Позже Стёпка узнал, что издали этих дракончиков видели, наверное, все, а держать в руках приходилось считанным единицам, да и то в основном либо мёртвых, либо случайно подраненных на охоте. Не давались гномлинские крылатые лошадки людям, а иметь такого дракончика считалось среди весской, гоблинской и вурдалачьей ребятни неслыханной удачей, потому что по всеобщему мальчишескому убеждению дракончики приносили своему хозяину не только счастье, но и немалое богатство, потому как умели чуять припрятанное золото даже сквозь камни. А младший слуга, между прочим, вообще впервые видел дракончика так близко и впервые до него дотрагивался.
— Он ночью в повозку упал и ремнями зацепился, — объяснил Стёпка. — Под котомкой сидел, а я его даже и не заметил сначала. Потом слышу: скребётся кто-то. Поднял котомку — а там он! Голодный был! А воды сколько вылакал, я думал — лопнет!

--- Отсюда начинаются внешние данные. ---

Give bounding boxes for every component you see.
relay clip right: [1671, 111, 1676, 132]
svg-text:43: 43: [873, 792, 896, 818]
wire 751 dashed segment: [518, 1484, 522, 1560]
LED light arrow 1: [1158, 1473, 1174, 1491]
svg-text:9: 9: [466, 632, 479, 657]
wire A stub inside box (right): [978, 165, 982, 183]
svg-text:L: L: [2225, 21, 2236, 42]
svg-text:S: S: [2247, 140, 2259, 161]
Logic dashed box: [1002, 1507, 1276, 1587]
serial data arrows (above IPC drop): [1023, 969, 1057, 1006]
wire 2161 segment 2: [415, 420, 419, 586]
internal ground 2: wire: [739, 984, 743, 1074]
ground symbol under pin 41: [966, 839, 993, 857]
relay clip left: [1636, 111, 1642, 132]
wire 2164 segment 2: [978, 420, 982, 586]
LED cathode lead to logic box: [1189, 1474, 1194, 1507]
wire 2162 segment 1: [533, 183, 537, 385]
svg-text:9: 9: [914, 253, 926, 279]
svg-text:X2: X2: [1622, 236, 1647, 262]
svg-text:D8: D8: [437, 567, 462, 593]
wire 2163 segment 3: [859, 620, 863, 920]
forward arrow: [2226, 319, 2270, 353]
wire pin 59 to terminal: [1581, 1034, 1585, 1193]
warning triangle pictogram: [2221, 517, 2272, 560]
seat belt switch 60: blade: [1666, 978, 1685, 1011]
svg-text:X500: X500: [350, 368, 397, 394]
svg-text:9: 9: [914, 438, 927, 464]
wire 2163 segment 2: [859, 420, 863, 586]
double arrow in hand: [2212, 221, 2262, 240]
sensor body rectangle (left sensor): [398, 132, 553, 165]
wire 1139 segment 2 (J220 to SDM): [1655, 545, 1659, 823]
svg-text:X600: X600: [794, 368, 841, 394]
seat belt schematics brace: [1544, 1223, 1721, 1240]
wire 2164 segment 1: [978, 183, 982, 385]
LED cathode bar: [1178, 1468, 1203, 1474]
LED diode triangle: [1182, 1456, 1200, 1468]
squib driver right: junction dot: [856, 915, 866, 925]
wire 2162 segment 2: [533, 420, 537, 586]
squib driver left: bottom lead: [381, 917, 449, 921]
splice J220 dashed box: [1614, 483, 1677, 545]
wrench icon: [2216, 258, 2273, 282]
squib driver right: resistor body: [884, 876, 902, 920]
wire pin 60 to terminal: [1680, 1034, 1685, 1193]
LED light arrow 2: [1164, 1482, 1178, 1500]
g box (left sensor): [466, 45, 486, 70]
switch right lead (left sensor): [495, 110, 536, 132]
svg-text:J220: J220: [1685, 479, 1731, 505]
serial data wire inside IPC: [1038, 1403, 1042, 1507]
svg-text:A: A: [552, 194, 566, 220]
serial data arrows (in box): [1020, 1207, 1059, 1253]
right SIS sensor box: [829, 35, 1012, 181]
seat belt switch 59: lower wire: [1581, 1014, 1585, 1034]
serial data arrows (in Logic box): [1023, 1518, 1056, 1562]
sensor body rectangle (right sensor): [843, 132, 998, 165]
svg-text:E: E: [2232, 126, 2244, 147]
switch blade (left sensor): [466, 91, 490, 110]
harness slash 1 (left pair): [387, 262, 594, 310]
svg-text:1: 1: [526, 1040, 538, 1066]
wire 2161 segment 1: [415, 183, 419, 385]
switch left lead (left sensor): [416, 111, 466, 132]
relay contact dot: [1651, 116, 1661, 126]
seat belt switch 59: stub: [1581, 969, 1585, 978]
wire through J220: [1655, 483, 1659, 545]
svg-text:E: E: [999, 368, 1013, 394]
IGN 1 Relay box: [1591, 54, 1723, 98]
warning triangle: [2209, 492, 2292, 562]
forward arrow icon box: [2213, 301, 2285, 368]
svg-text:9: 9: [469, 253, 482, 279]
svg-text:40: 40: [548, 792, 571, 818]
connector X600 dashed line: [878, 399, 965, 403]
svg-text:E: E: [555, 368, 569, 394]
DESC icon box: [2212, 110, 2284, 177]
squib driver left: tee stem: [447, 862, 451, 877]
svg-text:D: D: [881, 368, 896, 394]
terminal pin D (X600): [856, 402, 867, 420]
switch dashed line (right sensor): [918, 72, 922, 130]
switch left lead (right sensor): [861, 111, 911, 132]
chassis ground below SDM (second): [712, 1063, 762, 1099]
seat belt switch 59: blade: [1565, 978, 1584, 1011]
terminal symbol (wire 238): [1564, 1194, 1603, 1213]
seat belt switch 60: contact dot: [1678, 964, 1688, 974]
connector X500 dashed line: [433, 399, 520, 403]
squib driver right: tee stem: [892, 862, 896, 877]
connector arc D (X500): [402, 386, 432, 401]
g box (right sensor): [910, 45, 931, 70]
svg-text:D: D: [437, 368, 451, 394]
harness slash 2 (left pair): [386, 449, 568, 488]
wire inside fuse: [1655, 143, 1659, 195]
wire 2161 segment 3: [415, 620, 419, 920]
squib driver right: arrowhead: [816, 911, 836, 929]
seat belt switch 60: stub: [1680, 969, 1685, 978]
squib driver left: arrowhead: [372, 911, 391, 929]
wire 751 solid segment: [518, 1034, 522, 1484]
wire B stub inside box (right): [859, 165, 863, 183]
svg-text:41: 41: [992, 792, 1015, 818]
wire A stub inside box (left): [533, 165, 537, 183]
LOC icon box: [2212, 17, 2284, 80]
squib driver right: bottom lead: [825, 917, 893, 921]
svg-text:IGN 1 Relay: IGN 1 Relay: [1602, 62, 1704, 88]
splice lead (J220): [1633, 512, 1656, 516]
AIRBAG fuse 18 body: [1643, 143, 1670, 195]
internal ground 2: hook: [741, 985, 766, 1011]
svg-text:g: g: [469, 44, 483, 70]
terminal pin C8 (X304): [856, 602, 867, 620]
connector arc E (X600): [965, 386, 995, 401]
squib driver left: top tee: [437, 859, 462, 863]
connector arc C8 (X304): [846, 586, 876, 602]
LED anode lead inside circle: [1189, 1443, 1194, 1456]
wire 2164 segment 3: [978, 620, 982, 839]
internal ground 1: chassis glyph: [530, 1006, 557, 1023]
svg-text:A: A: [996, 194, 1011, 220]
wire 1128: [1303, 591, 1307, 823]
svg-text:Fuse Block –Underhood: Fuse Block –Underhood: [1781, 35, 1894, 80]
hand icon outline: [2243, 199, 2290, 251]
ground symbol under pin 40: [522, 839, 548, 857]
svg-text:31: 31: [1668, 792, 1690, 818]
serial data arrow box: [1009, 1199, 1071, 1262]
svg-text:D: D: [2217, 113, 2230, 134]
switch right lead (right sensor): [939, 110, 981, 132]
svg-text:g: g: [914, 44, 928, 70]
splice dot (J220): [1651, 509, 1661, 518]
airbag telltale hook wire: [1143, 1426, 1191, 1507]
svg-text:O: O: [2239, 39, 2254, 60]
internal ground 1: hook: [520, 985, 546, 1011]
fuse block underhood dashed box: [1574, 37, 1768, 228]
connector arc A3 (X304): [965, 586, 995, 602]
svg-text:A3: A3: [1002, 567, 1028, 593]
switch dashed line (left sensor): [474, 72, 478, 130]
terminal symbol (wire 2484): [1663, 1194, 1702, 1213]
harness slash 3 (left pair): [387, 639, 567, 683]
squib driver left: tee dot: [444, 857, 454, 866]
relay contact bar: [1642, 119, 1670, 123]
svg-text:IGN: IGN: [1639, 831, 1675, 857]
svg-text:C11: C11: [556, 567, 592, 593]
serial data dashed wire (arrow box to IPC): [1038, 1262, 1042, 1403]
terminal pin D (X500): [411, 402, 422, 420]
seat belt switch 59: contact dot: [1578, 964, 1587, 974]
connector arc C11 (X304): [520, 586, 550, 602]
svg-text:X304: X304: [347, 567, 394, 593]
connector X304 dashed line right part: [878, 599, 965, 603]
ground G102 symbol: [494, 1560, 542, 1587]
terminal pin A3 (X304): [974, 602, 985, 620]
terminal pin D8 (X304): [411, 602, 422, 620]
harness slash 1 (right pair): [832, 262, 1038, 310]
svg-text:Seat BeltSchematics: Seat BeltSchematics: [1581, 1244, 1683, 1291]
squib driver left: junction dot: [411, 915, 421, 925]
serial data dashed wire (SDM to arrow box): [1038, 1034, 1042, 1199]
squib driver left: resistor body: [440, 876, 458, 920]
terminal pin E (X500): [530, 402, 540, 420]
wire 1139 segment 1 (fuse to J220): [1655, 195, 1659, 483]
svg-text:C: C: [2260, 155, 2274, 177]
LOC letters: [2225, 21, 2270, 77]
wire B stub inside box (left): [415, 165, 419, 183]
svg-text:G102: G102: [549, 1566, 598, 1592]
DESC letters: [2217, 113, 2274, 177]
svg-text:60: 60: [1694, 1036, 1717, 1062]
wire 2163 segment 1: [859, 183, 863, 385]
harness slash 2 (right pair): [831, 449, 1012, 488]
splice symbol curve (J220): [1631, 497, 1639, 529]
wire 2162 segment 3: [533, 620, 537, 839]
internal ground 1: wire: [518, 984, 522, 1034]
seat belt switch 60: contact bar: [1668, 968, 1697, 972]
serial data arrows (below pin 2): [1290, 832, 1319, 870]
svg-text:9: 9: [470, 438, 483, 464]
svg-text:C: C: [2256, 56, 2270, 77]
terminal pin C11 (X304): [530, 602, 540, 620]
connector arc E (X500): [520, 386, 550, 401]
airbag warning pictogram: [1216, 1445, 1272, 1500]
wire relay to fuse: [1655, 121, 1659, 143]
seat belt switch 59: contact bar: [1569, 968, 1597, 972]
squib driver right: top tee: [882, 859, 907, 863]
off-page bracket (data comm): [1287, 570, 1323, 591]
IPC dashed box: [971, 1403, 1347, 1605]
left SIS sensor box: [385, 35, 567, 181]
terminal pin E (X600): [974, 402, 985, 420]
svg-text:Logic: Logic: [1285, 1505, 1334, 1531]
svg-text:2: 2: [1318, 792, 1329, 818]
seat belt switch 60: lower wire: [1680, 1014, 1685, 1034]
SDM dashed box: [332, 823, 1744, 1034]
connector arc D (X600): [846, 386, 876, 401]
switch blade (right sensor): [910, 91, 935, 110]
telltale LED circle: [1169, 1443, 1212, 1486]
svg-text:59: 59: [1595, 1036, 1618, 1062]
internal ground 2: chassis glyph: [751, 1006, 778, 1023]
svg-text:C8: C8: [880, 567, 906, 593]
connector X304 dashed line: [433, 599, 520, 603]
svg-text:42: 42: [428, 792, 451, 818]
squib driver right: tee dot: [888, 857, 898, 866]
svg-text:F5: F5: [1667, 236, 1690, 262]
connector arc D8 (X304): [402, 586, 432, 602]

Смакла сиял ярче новенького кедрика. И о ноге распоротой забыл и страшный оркландский оберег его больше не пугал. Дракончик заслонил всё. Тролль поглядывал на мальчишек через плечо и хмыкал в усы. Пчёлы поначалу недовольно кружились над спящим зверьком, потом успокоились и перестали обращать внимание на нового пассажира.
Дракончик проснулся и опять захотел пить. И Смакла, млея от восторга, напоил его из туеска. Выяснилось, что дракончики умеют не только шипеть, но и мелодично прищёлкивать, особенно отоспавшиеся и утолившие жажду дракончики, которым осторожно почёсывают брюшко. Мальчишки были всецело поглощены новой забавой. Дракончик нежился на Стёпкиных коленях, прижмуриваясь и подёргивая хвостом.
— Привязать его надобно, — озаботился вдруг Смакла.
— Думаешь, улетит?
— Знамо, улетит. К хозяину своённому. Покличут его гномлины, и поминай как звали.
— Ну и пусть летит, — легкомысленно сказал ничего не знающий о драконах Стёпка.
Смакла даже в лице переменился:
— Да ты откудова?.. Да он тебе неужто не надобен? Ты его разве не хочешь себе оставить?
— Зачем он мне? — пожал плечами Стёпка. — Что я с ним делать буду? Он там у нас с тоски помрёт. Да и не смогу я его с собой забрать, наверное. Это ж надо ещё заклинание специальное знать.
— Отдай его мне, — голос у гоблина сделался хриплый. — Или продай. Я тебе за него чево хошь… всё, чего тока захошь!